In the 1990s, with the discovery of sequencing technologies (determining the sequence of nucleotides in long sections), Chargaff's DNA rules were confirmed.
Children's headache
In high school and at universities, the study of molecular biology necessarily involves solving problems on the Chargaff rule. They only call these tasks the construction of a second DNA chain based on the principle of complementarity (spatial complementarity of purine and pyrimidine nucleotides). For example, the condition gives the sequence of nucleotides in one chain - AAGCTAT. The pupil or student is required to reconstruct the second strand based on the DNA matrix strand and the first Chargaff rule. The answer will be: GGATCGTS.

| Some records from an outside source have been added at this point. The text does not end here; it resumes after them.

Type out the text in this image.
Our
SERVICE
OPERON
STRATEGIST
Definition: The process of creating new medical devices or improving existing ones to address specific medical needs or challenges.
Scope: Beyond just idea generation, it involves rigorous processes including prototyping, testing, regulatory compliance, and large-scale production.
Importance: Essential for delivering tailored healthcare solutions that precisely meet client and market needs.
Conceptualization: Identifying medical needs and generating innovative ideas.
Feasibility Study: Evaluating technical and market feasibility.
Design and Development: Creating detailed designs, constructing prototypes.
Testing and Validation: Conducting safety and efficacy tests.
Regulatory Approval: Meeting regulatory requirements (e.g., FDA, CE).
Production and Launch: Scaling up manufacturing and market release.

Another type of task suggests calculating the weight of a DNA molecule, knowing the sequence of nucleotides in one chain and the specific gravity of nucleotides. Chargaff's first rule of biology is considered fundamental to understanding the basics of molecular biochemistry and genetics.
For science, not everything is so simple
E. Chargaff continued to study the composition of DNA, and 16 years after the discovery of the first law, he divided the molecule into two separate strands and found that the number of bases is not exactly equal, but only approximately. This is Chargaff's second rule: in a separatestrands of deoxyribonucleic acid, the amount of adenine is approximately equal to the amount of thymine, and guanine - to cytosine.

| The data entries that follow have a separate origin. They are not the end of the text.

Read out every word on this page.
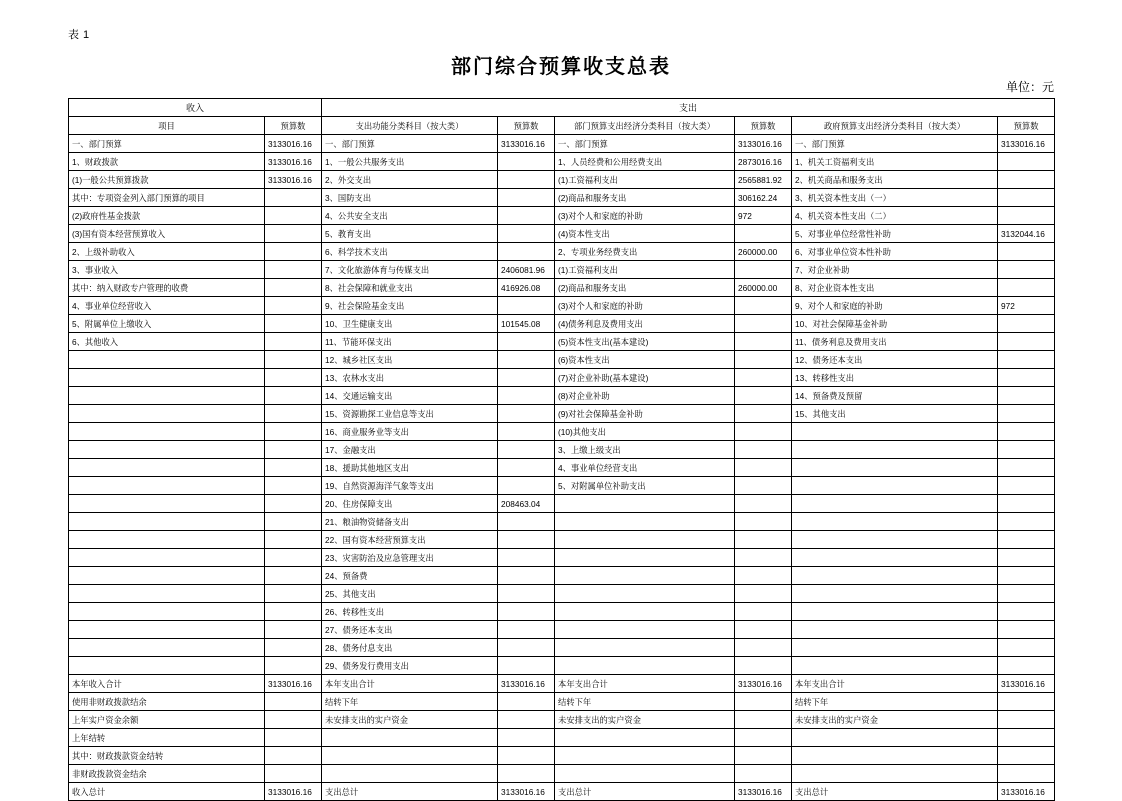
表 1
部门综合预算收支总表
单位：元
收入		支出					
项目	预算数	支出功能分类科目（按大类）	预算数	部门预算支出经济分类科目（按大类）	预算数	政府预算支出经济分类科目（按大类）	预算数
一、部门预算	3133016.16	一、部门预算	3133016.16	一、部门预算	3133016.16	一、部门预算	3133016.16
1、财政拨款	3133016.16	1、一般公共服务支出		1、人员经费和公用经费支出	2873016.16	1、机关工资福利支出	
(1)一般公共预算拨款	3133016.16	2、外交支出		(1)工资福利支出	2565881.92	2、机关商品和服务支出	
其中：专项资金列入部门预算的项目		3、国防支出		(2)商品和服务支出	306162.24	3、机关资本性支出（一）	
(2)政府性基金拨款		4、公共安全支出		(3)对个人和家庭的补助	972	4、机关资本性支出（二）	
(3)国有资本经营预算收入		5、教育支出		(4)资本性支出		5、对事业单位经常性补助	3132044.16
2、上级补助收入		6、科学技术支出		2、专项业务经费支出	260000.00	6、对事业单位资本性补助	
3、事业收入		7、文化旅游体育与传媒支出	2406081.96	(1)工资福利支出		7、对企业补助	
其中：纳入财政专户管理的收费		8、社会保障和就业支出	416926.08	(2)商品和服务支出	260000.00	8、对企业资本性支出	
4、事业单位经营收入		9、社会保险基金支出		(3)对个人和家庭的补助		9、对个人和家庭的补助	972
5、附属单位上缴收入		10、卫生健康支出	101545.08	(4)债务利息及费用支出		10、对社会保障基金补助	
6、其他收入		11、节能环保支出		(5)资本性支出(基本建设)		11、债务利息及费用支出	
		12、城乡社区支出		(6)资本性支出		12、债务还本支出	
		13、农林水支出		(7)对企业补助(基本建设)		13、转移性支出	
		14、交通运输支出		(8)对企业补助		14、预备费及预留	
		15、资源勘探工业信息等支出		(9)对社会保障基金补助		15、其他支出	
		16、商业服务业等支出		(10)其他支出			
		17、金融支出		3、上缴上级支出			
		18、援助其他地区支出		4、事业单位经营支出			
		19、自然资源海洋气象等支出		5、对附属单位补助支出			
		20、住房保障支出	208463.04				
		21、粮油物资储备支出					
		22、国有资本经营预算支出					
		23、灾害防治及应急管理支出					
		24、预备费					
		25、其他支出					
		26、转移性支出					
		27、债务还本支出					
		28、债务付息支出					
		29、债务发行费用支出					
本年收入合计	3133016.16	本年支出合计	3133016.16	本年支出合计	3133016.16	本年支出合计	3133016.16
使用非财政拨款结余		结转下年		结转下年		结转下年	
上年实户资金余额		未安排支出的实户资金		未安排支出的实户资金		未安排支出的实户资金	
上年结转							
其中：财政拨款资金结转							
非财政拨款资金结余							
收入总计	3133016.16	支出总计	3133016.16	支出总计	3133016.16	支出总计	3133016.16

Equality violations turned out to be directly proportional to the length of the analyzed section. Accuracy is maintained at a length of 70-100 thousand base pairs, but at lengths of hundreds of base pairs and less, it is no longer preserved. Why in some organisms the percentage of guanine-cytosine is higher than the percentage of adenine-thymine, or vice versa, science has not yet explained. Indeed, in ordinary genomes of organisms, an equal distribution of nucleotides is rather an exception than a rule.

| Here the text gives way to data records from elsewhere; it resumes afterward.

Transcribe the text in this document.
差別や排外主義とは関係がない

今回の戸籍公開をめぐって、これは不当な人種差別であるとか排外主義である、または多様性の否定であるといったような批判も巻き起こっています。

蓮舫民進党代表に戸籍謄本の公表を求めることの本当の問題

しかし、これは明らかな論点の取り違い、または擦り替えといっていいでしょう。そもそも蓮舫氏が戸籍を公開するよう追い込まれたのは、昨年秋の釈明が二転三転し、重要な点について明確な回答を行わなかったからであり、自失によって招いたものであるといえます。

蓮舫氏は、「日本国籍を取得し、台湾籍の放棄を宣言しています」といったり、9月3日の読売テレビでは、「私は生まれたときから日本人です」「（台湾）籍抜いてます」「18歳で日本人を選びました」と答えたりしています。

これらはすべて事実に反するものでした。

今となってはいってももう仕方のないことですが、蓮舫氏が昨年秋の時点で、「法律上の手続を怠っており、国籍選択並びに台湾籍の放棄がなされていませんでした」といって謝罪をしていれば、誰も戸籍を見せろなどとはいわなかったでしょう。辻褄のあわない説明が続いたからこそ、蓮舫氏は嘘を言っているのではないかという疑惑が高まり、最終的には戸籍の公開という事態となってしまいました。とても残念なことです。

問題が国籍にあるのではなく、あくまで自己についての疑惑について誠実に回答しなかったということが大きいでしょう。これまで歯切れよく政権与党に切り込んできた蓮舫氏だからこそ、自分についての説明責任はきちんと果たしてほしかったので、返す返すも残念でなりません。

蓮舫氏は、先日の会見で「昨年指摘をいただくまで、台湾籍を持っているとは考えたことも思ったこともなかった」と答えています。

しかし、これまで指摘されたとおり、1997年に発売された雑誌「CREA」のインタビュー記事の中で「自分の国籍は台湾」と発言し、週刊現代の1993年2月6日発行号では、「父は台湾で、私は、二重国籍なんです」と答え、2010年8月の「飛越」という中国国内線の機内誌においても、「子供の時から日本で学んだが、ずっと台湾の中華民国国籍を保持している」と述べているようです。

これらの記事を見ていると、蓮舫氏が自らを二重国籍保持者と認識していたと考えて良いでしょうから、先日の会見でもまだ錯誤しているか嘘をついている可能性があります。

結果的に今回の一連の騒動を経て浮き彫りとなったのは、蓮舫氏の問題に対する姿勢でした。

DNA does not reveal its secrets
With the development of genome sequencing techniques, it was found that a single strand of DNA contains approximately the same number of complementary single nucleotides, base pairs (dinucleotides), trinucleotides, and so on - up to oligonucleotides (sections of 10-20 nucleotides). The genomes of all known living organisms obey this rule, with very few exceptions.
Thus, two Brazilian scientists - biologist Michael Yamagishi and mathematician Roberto Herai - used set theory to analyze the nucleotide sequences needed for a sequence to lead to the Chargaff rule. They derived four set equations and tested 32 genomes of known species. And it turned out that fractal-like patterns are true for most species, including E. coli, plants and humans. But the human immunodeficiency virus and a parasitic bacterium that causes rapid wiltingolive trees, do not obey the laws of Chargaff's rule at all. Why? No answer yet.
Biochemists, evolutionary biologists, cytologists and geneticists are still struggling with the mysteries of DNA and the mechanisms of inheritance. Despite the achievements of modern science, humanity is far from unraveling the universe. We overcame gravity, mastered outer space, learned how to change genomes and determine the pathology of the fetus in the early stages of embryo development. But we are still far from understanding all the mechanisms of nature that it has been creating for billions of years on planet Earth.